The new sulfido antimonates(III) (Rb/Cs)₃SbS₃ were prepared from the alkali metal sulfides Rb₂S/Cs₂S₂ and elemental antimony and sulfur or Sb₂S₃ at reaction temperatures of about 700 °C. The known isotypic potassium compound was similarily synthesized from the elements. The structures of the light-yellow crystals were refined using single-crystal X-ray data. Both compounds are isotypic to the respective Na salt forming the Na₃AsS₃ structure type (cubic, space group P2₁3, K/Rb/Cs: a = 947.21(7)/982.28(5)/1025.92(5) pm, Z = 4, R1 = 0.0159/0.0560/0.0582). The ψ-tetrahedral SbS₃^3– anions with Sb−S bond lengths of 242 pm are arranged in a cubic face centered packing, in which the three crystallographically different A⁺ cations occupy the tetrahedral and octahedral voids, overall exhibiting a distorted octahedral sulfur coordination. The chemical bonding and the characteristics of the stereochemically active lone electron pair have been investigated by means of FP-LAPW band structure calculations. Needle-shaped crystals of the monohydrate of the antimony(V) salt Cs₃SbS₄ · H₂O were obtained from a suspension of Sb₂O₃, CsOH and elemental sulfur.

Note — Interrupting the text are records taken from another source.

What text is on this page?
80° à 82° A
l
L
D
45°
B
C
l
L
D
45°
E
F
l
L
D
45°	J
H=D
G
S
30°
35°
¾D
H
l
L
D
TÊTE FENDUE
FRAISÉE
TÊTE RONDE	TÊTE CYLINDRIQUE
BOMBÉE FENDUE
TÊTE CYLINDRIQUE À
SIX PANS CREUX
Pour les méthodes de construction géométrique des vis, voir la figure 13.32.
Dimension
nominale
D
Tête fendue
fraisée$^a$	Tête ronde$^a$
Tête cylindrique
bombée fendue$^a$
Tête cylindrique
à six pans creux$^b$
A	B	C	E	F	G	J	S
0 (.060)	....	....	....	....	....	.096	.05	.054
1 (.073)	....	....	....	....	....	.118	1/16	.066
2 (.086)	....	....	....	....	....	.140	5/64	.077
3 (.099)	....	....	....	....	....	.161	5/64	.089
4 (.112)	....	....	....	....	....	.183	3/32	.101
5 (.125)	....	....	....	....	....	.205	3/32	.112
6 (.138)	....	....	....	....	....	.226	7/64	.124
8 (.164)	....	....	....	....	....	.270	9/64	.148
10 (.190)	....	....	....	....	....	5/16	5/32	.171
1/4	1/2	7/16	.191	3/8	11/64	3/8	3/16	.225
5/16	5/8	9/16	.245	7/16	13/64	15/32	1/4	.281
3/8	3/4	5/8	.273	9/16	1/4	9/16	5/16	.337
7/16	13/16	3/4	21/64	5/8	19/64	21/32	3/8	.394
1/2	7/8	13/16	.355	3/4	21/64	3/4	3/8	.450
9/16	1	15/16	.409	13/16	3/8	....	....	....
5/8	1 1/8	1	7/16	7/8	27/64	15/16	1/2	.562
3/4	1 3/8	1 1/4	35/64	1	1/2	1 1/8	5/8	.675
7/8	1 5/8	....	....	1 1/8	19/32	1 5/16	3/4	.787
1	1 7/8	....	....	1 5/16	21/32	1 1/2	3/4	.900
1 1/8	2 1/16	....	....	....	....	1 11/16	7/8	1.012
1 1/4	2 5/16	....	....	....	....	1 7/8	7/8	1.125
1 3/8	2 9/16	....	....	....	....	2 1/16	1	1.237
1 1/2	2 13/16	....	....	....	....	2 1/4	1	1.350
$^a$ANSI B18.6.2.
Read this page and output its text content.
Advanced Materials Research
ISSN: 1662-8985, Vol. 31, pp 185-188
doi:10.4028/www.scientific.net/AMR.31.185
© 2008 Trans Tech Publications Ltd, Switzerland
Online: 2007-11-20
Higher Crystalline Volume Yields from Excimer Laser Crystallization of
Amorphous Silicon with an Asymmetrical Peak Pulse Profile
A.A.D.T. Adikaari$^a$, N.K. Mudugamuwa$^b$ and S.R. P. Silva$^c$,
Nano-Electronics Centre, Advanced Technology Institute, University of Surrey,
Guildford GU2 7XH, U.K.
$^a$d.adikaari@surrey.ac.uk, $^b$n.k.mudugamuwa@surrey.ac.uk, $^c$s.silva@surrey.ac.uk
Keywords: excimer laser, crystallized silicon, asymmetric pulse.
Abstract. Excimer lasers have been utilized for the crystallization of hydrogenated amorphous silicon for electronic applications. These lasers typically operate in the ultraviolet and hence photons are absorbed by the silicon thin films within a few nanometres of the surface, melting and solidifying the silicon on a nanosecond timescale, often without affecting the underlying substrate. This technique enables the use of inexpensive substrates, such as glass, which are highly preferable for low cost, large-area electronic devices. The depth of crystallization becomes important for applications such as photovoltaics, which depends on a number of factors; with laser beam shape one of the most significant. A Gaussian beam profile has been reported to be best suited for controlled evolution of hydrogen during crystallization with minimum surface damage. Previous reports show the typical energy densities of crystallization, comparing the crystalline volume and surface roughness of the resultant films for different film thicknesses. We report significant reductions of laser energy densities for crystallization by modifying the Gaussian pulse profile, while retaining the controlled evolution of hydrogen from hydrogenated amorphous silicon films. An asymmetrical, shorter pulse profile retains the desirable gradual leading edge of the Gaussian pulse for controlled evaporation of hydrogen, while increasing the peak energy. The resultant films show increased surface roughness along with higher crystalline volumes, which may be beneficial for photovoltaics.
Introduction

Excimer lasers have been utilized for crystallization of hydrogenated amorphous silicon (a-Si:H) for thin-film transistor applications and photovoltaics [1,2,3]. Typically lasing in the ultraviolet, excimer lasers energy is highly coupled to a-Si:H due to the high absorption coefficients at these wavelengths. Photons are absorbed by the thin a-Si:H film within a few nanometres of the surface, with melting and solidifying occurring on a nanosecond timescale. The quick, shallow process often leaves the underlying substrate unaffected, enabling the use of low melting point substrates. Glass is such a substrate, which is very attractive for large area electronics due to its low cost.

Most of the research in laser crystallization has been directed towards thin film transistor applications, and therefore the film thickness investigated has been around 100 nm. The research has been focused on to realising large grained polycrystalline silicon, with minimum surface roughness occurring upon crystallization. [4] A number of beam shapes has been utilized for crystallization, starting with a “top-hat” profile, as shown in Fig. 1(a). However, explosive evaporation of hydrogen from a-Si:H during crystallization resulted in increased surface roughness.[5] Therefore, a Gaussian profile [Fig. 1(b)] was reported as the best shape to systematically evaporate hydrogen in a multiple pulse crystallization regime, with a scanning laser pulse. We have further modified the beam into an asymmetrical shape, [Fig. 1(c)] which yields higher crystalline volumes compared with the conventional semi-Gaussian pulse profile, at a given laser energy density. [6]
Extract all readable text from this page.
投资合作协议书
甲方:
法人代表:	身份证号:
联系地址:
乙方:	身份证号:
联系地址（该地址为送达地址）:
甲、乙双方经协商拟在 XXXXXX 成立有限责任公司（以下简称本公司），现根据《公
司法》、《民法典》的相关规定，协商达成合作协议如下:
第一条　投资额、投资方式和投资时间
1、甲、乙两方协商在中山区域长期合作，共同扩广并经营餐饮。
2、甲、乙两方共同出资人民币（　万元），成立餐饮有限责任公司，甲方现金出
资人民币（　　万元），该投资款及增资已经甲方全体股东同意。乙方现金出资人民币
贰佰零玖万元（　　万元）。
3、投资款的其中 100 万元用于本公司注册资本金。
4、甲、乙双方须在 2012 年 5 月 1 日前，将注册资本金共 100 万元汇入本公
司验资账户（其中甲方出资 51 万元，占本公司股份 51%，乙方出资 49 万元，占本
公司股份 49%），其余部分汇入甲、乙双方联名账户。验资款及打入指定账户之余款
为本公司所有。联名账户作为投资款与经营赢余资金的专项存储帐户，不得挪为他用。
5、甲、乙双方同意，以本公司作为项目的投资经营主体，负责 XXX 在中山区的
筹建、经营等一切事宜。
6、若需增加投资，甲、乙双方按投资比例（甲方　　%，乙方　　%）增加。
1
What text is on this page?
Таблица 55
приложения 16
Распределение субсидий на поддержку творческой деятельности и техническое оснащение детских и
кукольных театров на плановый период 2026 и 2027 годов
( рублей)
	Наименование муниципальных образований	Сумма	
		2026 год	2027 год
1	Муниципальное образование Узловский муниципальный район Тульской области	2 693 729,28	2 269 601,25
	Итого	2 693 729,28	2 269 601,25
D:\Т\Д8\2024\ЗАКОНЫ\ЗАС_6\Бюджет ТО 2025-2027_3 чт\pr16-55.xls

Cs₃SbS₄ · H₂O crystallizes in a new structure type (monoclinic, space group P2₁/c, a = 987.17(10), b = 994.83(7), c = 1600.46(14) pm, β = 126.895(8)^○, Z = 4, R1 = 0.0234). As expected, the Sb−S distances (233.1–234.7 pm) in the nearly ideally tetrahedral anion SbS₄^3– are considerably shorter than in the antimonates(III) but match the bond lengths in the anhydrous sulfido antimonate(V) Cs₃SbS₄. Due to their similar fcc-like anion packing and the stereochemically active lone electron pair of Sb in the antimonates(III), the whole series of compounds A₃Sb^III,VS_3/4 shows a uniform structure relation, which is elucidated using crystallographic group-subgroup relations.